#Aidir Parizzi#IMI Critical Engineering

Aidir Parizzi: Managing Supply Chains Through COVID-19

Aidir Parizzi, Director of Global Supply Chain for IMI Critical Engineering, discusses his career experiences with Supply Chain Digital.

|Nov 27|magazine7 min read
Aidir Parizzi
IMI Critical Engineering

Director of Global Supply Chain

 Aidir Parizzi, Director of Global Supply Chain at IMI Critical Engineering, has held a myriad of strategic sourcing roles within the supply chain sector throughout his career. “I started my journey in the automotive industry as a purchasing engineer for Volkswagen after completing my bachelors and postgraduate degree. As a result, I was soon attracted to the supply chain sector,” reflects Parizzi. 

“After ten years in the automotive industry, I moved to oil and gas, where I worked for FMC Technologies and General Electric in global strategic sourcing roles. In 2017, I joined IMI Critical Engineering with one clear mission - to consolidate the global supply chain operations of the company which is spread across 18 sites, in 12 ─ at the time ─ countries worldwide. Now, we have around 120 people spread across 13 countries, including some centralised teams in Category Management and Cost Engineering.” 

Aidir couldn’t have predicted the COVID-19 pandemic that struck his workplace and global supply chain network this year, but when it came he got stuck in, preparing his workforce for a fightback against the disruption. “we kept as many people as possible working from home, the majority of our sites kept operating and serving our customers, following guidelines set by different governments around the globe. The first concern was regarding personal protection equipment (PPE). We have mobilised Supply Chain teams in Asia, the Americas and Europe to provide our employees with the necessary protection equipment. Around 100 thousand masks were acquired – not medical masks, but here we’re referring to FFP2 and FFP3, which provide enhanced protection. In addition, we procured thermometers, gloves, thousands of litres of hand sanitiser and thermal imaging devices for each site.” 

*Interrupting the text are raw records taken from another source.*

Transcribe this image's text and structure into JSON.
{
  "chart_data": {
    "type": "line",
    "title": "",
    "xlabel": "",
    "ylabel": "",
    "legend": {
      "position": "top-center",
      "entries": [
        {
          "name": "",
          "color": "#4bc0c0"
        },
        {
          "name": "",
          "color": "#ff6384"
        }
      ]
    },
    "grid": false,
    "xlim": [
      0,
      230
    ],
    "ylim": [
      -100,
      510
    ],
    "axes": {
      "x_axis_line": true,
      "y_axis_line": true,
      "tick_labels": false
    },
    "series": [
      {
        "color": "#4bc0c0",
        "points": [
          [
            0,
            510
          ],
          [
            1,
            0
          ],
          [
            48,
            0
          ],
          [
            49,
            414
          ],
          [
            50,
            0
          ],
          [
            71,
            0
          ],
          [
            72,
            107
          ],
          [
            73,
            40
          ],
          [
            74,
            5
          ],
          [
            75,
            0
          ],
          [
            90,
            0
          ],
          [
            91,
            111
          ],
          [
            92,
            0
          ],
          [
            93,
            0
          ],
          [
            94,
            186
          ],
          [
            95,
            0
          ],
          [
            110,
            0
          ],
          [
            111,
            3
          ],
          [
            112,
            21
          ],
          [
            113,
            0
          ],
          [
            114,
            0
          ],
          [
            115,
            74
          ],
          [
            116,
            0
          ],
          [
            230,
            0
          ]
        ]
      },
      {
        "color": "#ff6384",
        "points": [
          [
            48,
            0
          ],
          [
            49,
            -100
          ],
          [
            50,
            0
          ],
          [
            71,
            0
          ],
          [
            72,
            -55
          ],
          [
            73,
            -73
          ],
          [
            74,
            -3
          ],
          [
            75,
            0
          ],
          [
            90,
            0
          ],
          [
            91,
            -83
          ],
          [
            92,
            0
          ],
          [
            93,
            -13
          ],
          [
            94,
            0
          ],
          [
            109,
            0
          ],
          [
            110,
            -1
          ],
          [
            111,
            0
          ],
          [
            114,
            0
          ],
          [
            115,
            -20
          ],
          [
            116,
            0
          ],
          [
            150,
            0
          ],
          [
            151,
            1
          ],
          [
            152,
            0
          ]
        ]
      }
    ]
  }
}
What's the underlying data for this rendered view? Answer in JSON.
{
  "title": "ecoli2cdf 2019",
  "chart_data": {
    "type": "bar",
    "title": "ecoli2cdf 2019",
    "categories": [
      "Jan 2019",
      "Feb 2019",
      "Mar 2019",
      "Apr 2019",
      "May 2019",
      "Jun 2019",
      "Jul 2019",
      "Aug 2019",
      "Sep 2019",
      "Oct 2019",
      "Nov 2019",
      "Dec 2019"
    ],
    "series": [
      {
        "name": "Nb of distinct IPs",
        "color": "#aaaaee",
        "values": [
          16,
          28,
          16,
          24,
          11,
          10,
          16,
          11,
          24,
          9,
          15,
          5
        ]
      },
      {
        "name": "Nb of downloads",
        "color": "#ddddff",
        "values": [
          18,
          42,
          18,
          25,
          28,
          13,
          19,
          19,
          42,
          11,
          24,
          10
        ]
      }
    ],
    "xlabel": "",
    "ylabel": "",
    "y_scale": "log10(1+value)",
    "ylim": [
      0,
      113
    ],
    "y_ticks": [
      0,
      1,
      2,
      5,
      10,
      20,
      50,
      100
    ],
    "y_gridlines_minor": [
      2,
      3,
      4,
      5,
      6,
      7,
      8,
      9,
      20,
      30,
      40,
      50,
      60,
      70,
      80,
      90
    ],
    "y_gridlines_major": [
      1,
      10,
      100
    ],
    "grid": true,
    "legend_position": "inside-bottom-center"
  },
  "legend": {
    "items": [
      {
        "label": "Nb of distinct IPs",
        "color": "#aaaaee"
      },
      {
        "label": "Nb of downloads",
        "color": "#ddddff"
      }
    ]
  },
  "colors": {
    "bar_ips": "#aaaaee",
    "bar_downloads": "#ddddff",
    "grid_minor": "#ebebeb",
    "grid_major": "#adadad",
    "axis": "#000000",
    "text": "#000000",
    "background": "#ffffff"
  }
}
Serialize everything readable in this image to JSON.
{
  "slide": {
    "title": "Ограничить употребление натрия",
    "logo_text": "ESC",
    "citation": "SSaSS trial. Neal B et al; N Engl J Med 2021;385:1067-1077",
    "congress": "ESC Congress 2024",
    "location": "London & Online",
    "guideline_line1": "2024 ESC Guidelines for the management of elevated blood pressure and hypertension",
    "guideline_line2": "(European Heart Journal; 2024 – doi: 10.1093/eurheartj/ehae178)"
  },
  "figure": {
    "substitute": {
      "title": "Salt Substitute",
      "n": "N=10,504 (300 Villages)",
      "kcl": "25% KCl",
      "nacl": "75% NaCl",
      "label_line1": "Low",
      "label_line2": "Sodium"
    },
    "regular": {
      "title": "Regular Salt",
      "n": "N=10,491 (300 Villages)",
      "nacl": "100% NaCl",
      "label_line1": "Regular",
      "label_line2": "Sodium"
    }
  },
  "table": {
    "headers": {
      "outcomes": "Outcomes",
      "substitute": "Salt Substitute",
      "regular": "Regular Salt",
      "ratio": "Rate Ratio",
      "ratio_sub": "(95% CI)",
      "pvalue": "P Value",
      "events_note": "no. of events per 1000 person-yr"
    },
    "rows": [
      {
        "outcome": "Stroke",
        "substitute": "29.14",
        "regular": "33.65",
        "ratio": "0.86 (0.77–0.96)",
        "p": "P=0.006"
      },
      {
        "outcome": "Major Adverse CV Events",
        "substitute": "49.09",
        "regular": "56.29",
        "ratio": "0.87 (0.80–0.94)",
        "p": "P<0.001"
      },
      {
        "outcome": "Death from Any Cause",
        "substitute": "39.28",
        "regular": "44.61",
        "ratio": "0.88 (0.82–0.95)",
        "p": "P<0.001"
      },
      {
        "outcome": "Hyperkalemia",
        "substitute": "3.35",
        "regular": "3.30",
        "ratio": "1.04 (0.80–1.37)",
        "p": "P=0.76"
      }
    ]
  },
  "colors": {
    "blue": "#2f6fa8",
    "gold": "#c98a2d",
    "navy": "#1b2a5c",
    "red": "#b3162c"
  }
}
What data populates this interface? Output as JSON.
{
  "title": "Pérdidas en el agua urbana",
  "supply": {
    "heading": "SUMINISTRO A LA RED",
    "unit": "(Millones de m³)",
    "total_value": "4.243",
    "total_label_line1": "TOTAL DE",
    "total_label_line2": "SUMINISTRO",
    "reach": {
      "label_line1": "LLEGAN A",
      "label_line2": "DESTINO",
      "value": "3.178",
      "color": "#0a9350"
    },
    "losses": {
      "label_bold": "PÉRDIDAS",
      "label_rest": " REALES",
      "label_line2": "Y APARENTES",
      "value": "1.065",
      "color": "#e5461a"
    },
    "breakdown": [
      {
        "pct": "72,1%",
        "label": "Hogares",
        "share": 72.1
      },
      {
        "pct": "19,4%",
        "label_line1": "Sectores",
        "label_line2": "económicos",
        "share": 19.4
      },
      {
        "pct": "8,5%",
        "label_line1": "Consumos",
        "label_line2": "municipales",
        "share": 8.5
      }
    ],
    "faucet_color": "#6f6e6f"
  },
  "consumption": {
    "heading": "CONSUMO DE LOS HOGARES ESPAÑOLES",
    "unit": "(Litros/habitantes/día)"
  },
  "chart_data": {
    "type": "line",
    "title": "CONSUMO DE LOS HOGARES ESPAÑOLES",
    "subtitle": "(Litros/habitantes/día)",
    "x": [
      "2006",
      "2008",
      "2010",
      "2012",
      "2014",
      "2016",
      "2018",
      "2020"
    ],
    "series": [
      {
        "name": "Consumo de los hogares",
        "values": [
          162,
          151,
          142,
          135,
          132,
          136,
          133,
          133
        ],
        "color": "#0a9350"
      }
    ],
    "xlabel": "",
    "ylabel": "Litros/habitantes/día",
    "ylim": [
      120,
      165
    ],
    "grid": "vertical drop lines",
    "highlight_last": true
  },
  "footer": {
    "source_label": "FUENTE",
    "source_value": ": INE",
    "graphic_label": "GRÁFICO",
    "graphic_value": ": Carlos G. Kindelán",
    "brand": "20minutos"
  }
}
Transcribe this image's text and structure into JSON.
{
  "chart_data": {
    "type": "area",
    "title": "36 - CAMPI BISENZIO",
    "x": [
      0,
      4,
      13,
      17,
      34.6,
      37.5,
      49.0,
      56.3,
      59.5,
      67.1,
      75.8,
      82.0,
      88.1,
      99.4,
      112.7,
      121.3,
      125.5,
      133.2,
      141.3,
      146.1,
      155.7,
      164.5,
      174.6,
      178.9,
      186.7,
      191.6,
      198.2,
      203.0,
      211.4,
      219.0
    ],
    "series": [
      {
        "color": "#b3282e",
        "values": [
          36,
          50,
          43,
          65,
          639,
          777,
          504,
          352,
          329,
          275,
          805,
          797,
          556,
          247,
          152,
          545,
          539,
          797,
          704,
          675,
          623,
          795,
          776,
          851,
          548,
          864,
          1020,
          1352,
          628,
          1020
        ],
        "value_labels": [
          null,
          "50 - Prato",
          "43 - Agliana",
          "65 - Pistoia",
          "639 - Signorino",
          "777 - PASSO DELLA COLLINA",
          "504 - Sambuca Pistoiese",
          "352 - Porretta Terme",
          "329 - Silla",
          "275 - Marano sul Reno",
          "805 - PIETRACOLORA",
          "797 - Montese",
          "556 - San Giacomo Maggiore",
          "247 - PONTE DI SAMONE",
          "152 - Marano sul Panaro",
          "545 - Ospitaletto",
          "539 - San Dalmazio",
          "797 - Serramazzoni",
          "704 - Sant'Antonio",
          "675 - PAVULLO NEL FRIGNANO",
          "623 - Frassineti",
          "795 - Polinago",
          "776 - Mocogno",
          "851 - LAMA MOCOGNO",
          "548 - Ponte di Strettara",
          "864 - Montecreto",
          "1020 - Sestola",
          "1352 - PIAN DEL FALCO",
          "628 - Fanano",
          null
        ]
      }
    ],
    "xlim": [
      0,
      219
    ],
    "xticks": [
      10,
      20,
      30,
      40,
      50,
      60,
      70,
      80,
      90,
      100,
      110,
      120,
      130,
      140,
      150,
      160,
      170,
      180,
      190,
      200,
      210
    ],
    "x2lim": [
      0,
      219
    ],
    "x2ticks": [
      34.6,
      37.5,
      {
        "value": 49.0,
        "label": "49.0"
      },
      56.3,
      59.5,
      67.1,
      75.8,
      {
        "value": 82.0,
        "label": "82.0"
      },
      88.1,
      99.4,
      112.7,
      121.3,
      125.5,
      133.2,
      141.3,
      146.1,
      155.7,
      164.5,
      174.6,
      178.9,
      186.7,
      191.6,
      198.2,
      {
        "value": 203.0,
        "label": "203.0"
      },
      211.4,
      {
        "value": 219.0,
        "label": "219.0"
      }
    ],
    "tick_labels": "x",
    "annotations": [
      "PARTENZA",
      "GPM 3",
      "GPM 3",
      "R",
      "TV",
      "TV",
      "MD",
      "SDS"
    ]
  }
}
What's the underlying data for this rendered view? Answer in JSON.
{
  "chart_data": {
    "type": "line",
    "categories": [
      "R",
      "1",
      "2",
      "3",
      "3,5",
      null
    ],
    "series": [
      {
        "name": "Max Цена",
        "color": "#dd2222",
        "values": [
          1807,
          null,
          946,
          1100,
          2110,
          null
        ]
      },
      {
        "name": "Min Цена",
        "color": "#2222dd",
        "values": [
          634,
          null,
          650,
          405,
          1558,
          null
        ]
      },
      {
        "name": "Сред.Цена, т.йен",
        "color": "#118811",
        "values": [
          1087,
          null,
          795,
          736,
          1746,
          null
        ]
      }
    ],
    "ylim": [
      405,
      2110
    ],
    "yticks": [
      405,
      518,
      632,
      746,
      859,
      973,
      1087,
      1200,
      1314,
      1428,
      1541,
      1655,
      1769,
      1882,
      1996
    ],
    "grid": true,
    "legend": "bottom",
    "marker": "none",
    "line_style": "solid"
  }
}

Discussing what separates IMI Critical Engineering from the rest, when it comes to unique capabilities and infrastructure, Aidir told me that “IMI is a primarily a project-based company, meaning that we rarely repeat the same products in all different projects and customers. It is a complex environment, but our technology, global presence, field history and robust customer-focused technical solutions certainly create a significant differential in the market to IMI.”

Due to the company’s truly global nature, Aidir manages sophisticated and often elaborate supply chain networks. One of the most prevalent dangers today, accelerated by COVID-19, is the growing problem of cybersecurity; cyberattacks are becoming increasingly powerful and, as we adopt new technologies, more infiltration-points crop up, left, right, and centre. At IMI “[they] have teamed up with experts in this area, continuously testing ourselves and improving security to IMI and its customers. It is one of our main differentiators in the market, and one of the most important aspects of our digital transformation effort.” 

Even though the task is becoming tougher as the days go by, Aidir isn’t ready to back down from the challenge, and according to the experienced Director, “we need to make sure the company continues to grow and innovate, in spite of current adversities. The best way to do it is to work in partnership with customers and suppliers. We’re confident we have the right people, technology and energy to continue delivering breakthrough technology for a better world.” 



Around 100 thousand masks were acquired – not medical masks, but here we’re referring to FFP2 and FFP3, which provide enhanced protection.